But an even greater shock, so to speak, awaited me upstairs.

Against the rear wall in one room stood a contraption that looked like it belonged more in Dr. Frankenstein's laboratory than in the Reverend Wesley's study--his "personal electric-shock machine." He'd turn the crank on this crude device to generate a current of electricity through a metal rod, against which he'd press either his tongue, forehead, or an ailing body part--a burn or a sore tooth, for example. In the postscript to "Primitive Physic," Wesley wrote that of all his cures, "one, I must aver from personal knowledge, grounded on a thousand experiments, to be far superior to all other medicines I have known; I mean Electricity."

Wesley claimed electricity was "the nearest [to a] universal medicine of any yet known in the world" and maintained it could cure almost 50 ailments, from deafness and leprosy to stomachaches and even "feet violently disordered." When his brother, Charles, the famous composer of more than 6,000 hymns, lay on his deathbed, John "earnestly advised him to be electrified.
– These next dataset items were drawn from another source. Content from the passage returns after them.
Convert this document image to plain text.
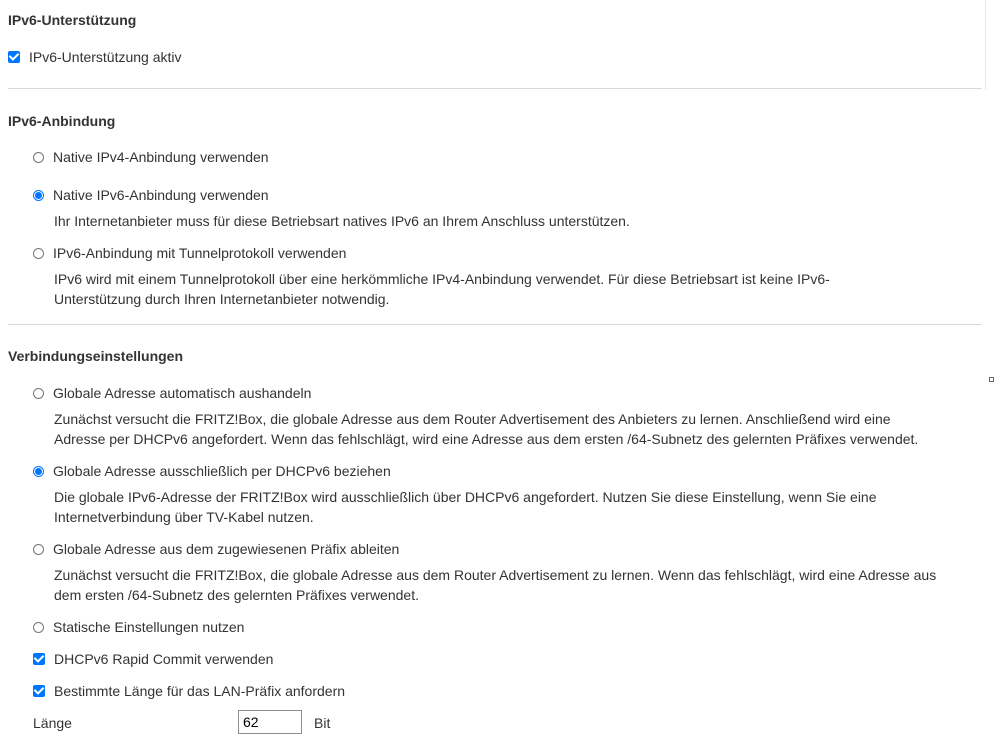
IPv6-Unterstützung
IPv6-Unterstützung aktiv
IPv6-Anbindung
Native IPv4-Anbindung verwenden
Native IPv6-Anbindung verwenden
Ihr Internetanbieter muss für diese Betriebsart natives IPv6 an Ihrem Anschluss unterstützen.
IPv6-Anbindung mit Tunnelprotokoll verwenden
IPv6 wird mit einem Tunnelprotokoll über eine herkömmliche IPv4-Anbindung verwendet. Für diese Betriebsart ist keine IPv6-
Unterstützung durch Ihren Internetanbieter notwendig.
Verbindungseinstellungen
Globale Adresse automatisch aushandeln
Zunächst versucht die FRITZ!Box, die globale Adresse aus dem Router Advertisement des Anbieters zu lernen. Anschließend wird eine
Adresse per DHCPv6 angefordert. Wenn das fehlschlägt, wird eine Adresse aus dem ersten /64-Subnetz des gelernten Präfixes verwendet.
Globale Adresse ausschließlich per DHCPv6 beziehen
Die globale IPv6-Adresse der FRITZ!Box wird ausschließlich über DHCPv6 angefordert. Nutzen Sie diese Einstellung, wenn Sie eine
Internetverbindung über TV-Kabel nutzen.
Globale Adresse aus dem zugewiesenen Präfix ableiten
Zunächst versucht die FRITZ!Box, die globale Adresse aus dem Router Advertisement zu lernen. Wenn das fehlschlägt, wird eine Adresse aus
dem ersten /64-Subnetz des gelernten Präfixes verwendet.
Statische Einstellungen nutzen
DHCPv6 Rapid Commit verwenden
Bestimmte Länge für das LAN-Präfix anfordern
Länge
62	Bit
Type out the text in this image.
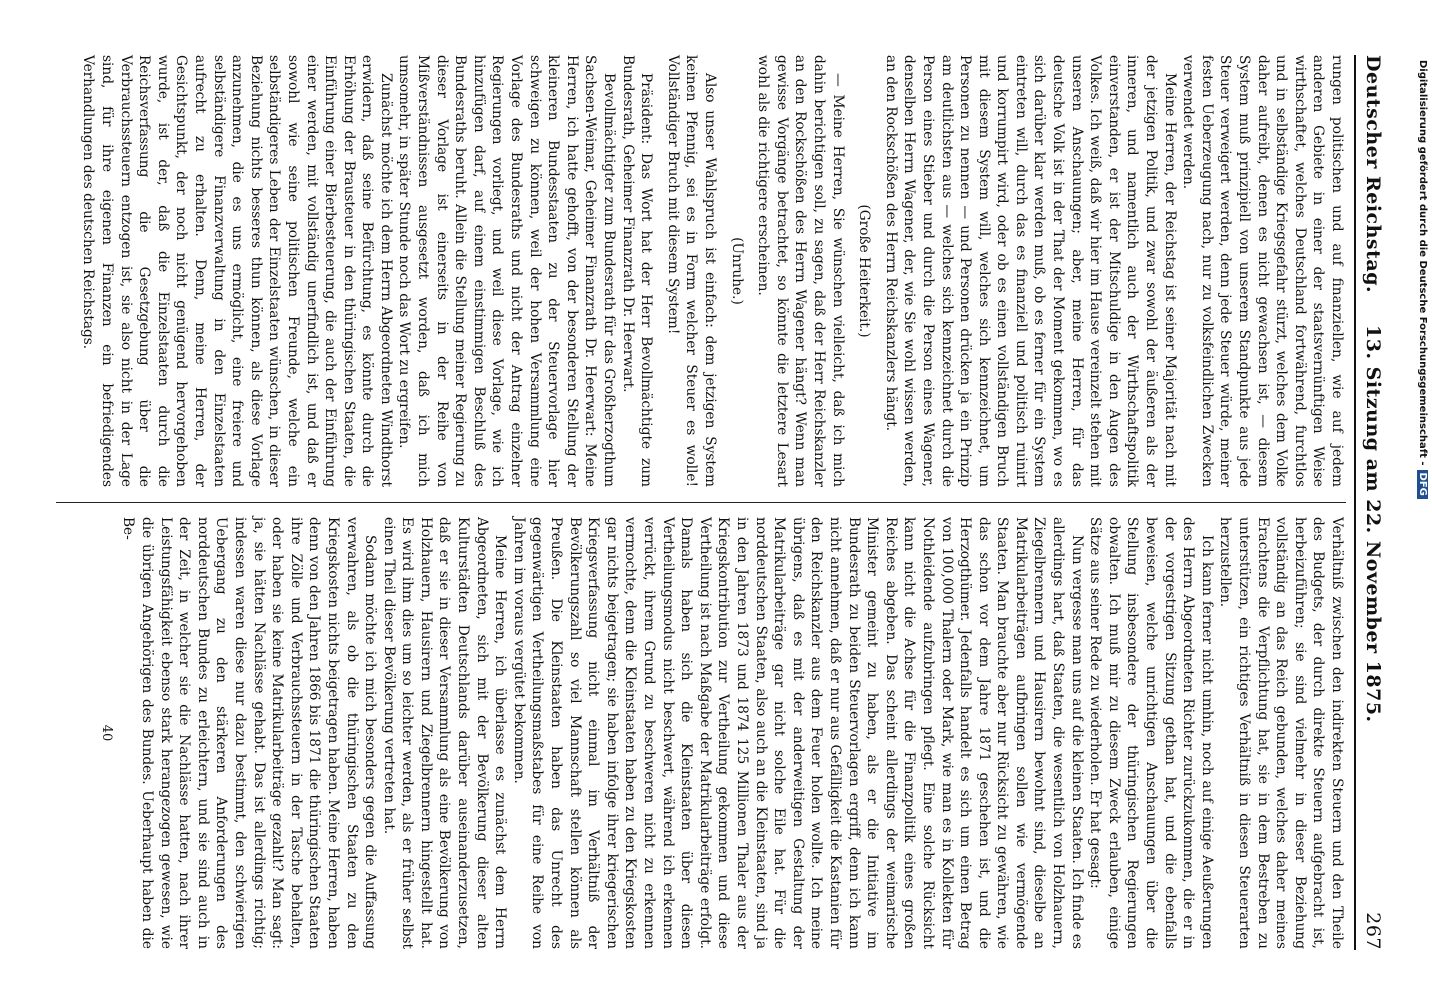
Deutscher Reichstag.
13. Sitzung am 22. November 1875.
267

rungen politischen und auf finanziellen, wie auf jedem anderen Gebiete in einer der staatsvernünftigen Weise wirthschaftet, welches Deutschland fortwährend, furchtlos und in selbständige Kriegsgefahr stürzt, welches dem Volke daher aufreibt, denen es nicht gewachsen ist, — diesem System muß prinzipiell von unserem Standpunkte aus jede Steuer verweigert werden, denn jede Steuer würde, meiner festen Ueberzeugung nach, nur zu volksfeindlichen Zwecken verwendet werden.

Meine Herren, der Reichstag ist seiner Majorität nach mit der jetzigen Politik, und zwar sowohl der äußeren als der inneren, und namentlich auch der Wirthschaftspolitik einverstanden, er ist der Mitschuldige in den Augen des Volkes. Ich weiß, daß wir hier im Hause vereinzelt stehen mit unseren Anschauungen; aber, meine Herren, für das deutsche Volk ist in der That der Moment gekommen, wo es sich darüber klar werden muß, ob es ferner für ein System eintreten will, durch das es finanziell und politisch ruinirt und korrumpirt wird, oder ob es einen vollständigen Bruch mit diesem System will, welches sich kennzeichnet, um Personen zu nennen — und Personen drücken ja ein Prinzip am deutlichsten aus — welches sich kennzeichnet durch die Person eines Stieber und durch die Person eines Wagener, denselben Herrn Wagener, der, wie Sie wohl wissen werden, an den Rockschößen des Herrn Reichskanzlers hängt.

(Große Heiterkeit.)

— Meine Herren, Sie wünschen vielleicht, daß ich mich dahin berichtigen soll, zu sagen, daß der Herr Reichskanzler an den Rockschößen des Herrn Wagener hängt? Wenn man gewisse Vorgänge betrachtet, so könnte die letztere Lesart wohl als die richtigere erscheinen.

(Unruhe.)

Also unser Wahlspruch ist einfach: dem jetzigen System keinen Pfennig, sei es in Form welcher Steuer es wolle! Vollständiger Bruch mit diesem System!

Präsident: Das Wort hat der Herr Bevollmächtigte zum Bundesrath, Geheimer Finanzrath Dr. Heerwart.

Bevollmächtigter zum Bundesrath für das Großherzogthum Sachsen-Weimar, Geheimer Finanzrath Dr. Heerwart: Meine Herren, ich hatte gehofft, von der besonderen Stellung der kleineren Bundesstaaten zu der Steuervorlage hier schweigen zu können, weil der hohen Versammlung eine Vorlage des Bundesraths und nicht der Antrag einzelner Regierungen vorliegt, und weil diese Vorlage, wie ich hinzufügen darf, auf einem einstimmigen Beschluß des Bundesraths beruht. Allein die Stellung meiner Regierung zu dieser Vorlage ist einerseits in der Reihe von Mißverständnissen ausgesetzt worden, daß ich mich umsomehr, in später Stunde noch das Wort zu ergreifen.

Zunächst möchte ich dem Herrn Abgeordneten Windthorst erwidern, daß seine Befürchtung, es könnte durch die Erhöhung der Brausteuer in den thüringischen Staaten, die Einführung einer Bierbesteuerung, die auch der Einführung einer werden, mit vollständig unerfindlich ist, und daß er sowohl wie seine politischen Freunde, welche ein selbständigeres Leben der Einzelstaaten wünschen, in dieser Beziehung nichts besseres thun können, als diese Vorlage anzunehmen, die es uns ermöglicht, eine freiere und selbständigere Finanzverwaltung in den Einzelstaaten aufrecht zu erhalten. Denn, meine Herren, der Gesichtspunkt, der noch nicht genügend hervorgehoben wurde, ist der, daß die Einzelstaaten durch die Reichsverfassung die Gesetzgebung über die Verbrauchssteuern entzogen ist, sie also nicht in der Lage sind, für ihre eigenen Finanzen ein befriedigendes Verhandlungen des deutschen Reichstags.

Verhältniß zwischen den indirekten Steuern und den Theile des Budgets, der durch direkte Steuern aufgebracht ist, herbeizuführen; sie sind vielmehr in dieser Beziehung vollständig an das Reich gebunden, welches daher meines Erachtens die Verpflichtung hat, sie in dem Bestreben zu unterstützen, ein richtiges Verhältniß in diesen Steuerarten herzustellen.

Ich kann ferner nicht umhin, noch auf einige Aeußerungen des Herrn Abgeordneten Richter zurückzukommen, die er in der vorgestrigen Sitzung gethan hat, und die ebenfalls beweisen, welche unrichtigen Anschauungen über die Stellung insbesondere der thüringischen Regierungen obwalten. Ich muß mir zu diesem Zweck erlauben, einige Sätze aus seiner Rede zu wiederholen. Er hat gesagt:

Nun vergesse man uns auf die kleinen Staaten. Ich finde es allerdings hart, daß Staaten, die wesentlich von Holzhauern, Ziegelbrennern und Hausirern bewohnt sind, dieselbe an Matrikularbeiträgen aufbringen sollen wie vermögende Staaten. Man brauchte aber nur Rücksicht zu gewähren, wie das schon vor dem Jahre 1871 geschehen ist, und die Herzogthümer. Jedenfalls handelt es sich um einen Betrag von 100,000 Thalern oder Mark, wie man es in Kollekten für Nothleidende aufzubringen pflegt. Eine solche Rücksicht kann nicht die Achse für die Finanzpolitik eines großen Reiches abgeben. Das scheint allerdings der weimarische Minister gemeint zu haben, als er die Initiative im Bundesrath zu beiden Steuervorlagen ergriff, denn ich kann nicht annehmen, daß er nur aus Gefälligkeit die Kastanien für den Reichskanzler aus dem Feuer holen wollte. Ich meine übrigens, daß es mit der anderweitigen Gestaltung der Matrikularbeiträge gar nicht solche Eile hat. Für die norddeutschen Staaten, also auch an die Kleinstaaten, sind ja in den Jahren 1873 und 1874 125 Millionen Thaler aus der Kriegskontribution zur Vertheilung gekommen und diese Vertheilung ist nach Maßgabe der Matrikularbeiträge erfolgt. Damals haben sich die Kleinstaaten über diesen Vertheilungsmodus nicht beschwert, während ich erkennen verrückt, ihrem Grund zu beschweren nicht zu erkennen vermochte, denn die Kleinstaaten haben zu den Kriegskosten gar nichts beigetragen; sie haben infolge ihrer kriegerischen Kriegsverfassung nicht einmal im Verhältniß der Bevölkerungszahl so viel Mannschaft stellen können als Preußen. Die Kleinstaaten haben das Unrecht des gegenwärtigen Vertheilungsmaßstabes für eine Reihe von Jahren im voraus vergütet bekommen.

Meine Herren, ich überlasse es zunächst dem Herrn Abgeordneten, sich mit der Bevölkerung dieser alten Kulturstädten Deutschlands darüber auseinanderzusetzen, daß er sie in dieser Versammlung als eine Bevölkerung von Holzhauern, Hausirern und Ziegelbrennern hingestellt hat. Es wird ihm dies um so leichter werden, als er früher selbst einen Theil dieser Bevölkerung vertreten hat.

Sodann möchte ich mich besonders gegen die Auffassung verwahren, als ob die thüringischen Staaten zu den Kriegskosten nichts beigetragen haben. Meine Herren, haben denn von den Jahren 1866 bis 1871 die thüringischen Staaten ihre Zölle und Verbrauchssteuern in der Tasche behalten, oder haben sie keine Matrikularbeiträge gezahlt? Man sagt: ja, sie hätten Nachlässe gehabt. Das ist allerdings richtig; indessen waren diese nur dazu bestimmt, den schwierigen Uebergang zu den stärkeren Anforderungen des norddeutschen Bundes zu erleichtern, und sie sind auch in der Zeit, in welcher sie die Nachlässe hatten, nach ihrer Leistungsfähigkeit ebenso stark herangezogen gewesen, wie die übrigen Angehörigen des Bundes. Ueberhaupt haben die Be-

40
Digitalisierung gefördert durch die Deutsche Forschungsgemeinschaft -DFG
Not shocked but only filled with electric fire." Understandably, Charles never roused himself long enough to undergo his brother's cure.

I only refrain from criticizing Wesley for his superstitions about electric shock because I share his preoccupations utterly. I'm with him when he fell sick in 1753 and, convinced he would die any day of "consumption" at age 51, composed his own epitaph "to prevent vile panegyric." He went on to live another 38 years.

"Perhaps the regularity of his life, and the fact that he took regular exercise, helped him age gracefully," observed James Rogers, driving the stake further into me, a guy whose life is about as regular as flash flooding in the Mojave desert. To which Betsy added, in a tone that made me want to hire a housekeeper, "He looked wonderful, too. His step was firm and his appearance, to within a few years of his death, was vigorous and muscular. His face was one of the finest I have ever seen--a clear, smooth forehead, an aquiline nose; an eye the brightest and most piercing that can be conceived; and a freshness of complexion scarcely even to be found at his years and expressive of the most perfect health."

Gee, maybe I'll search eBay for an electric-shock machine.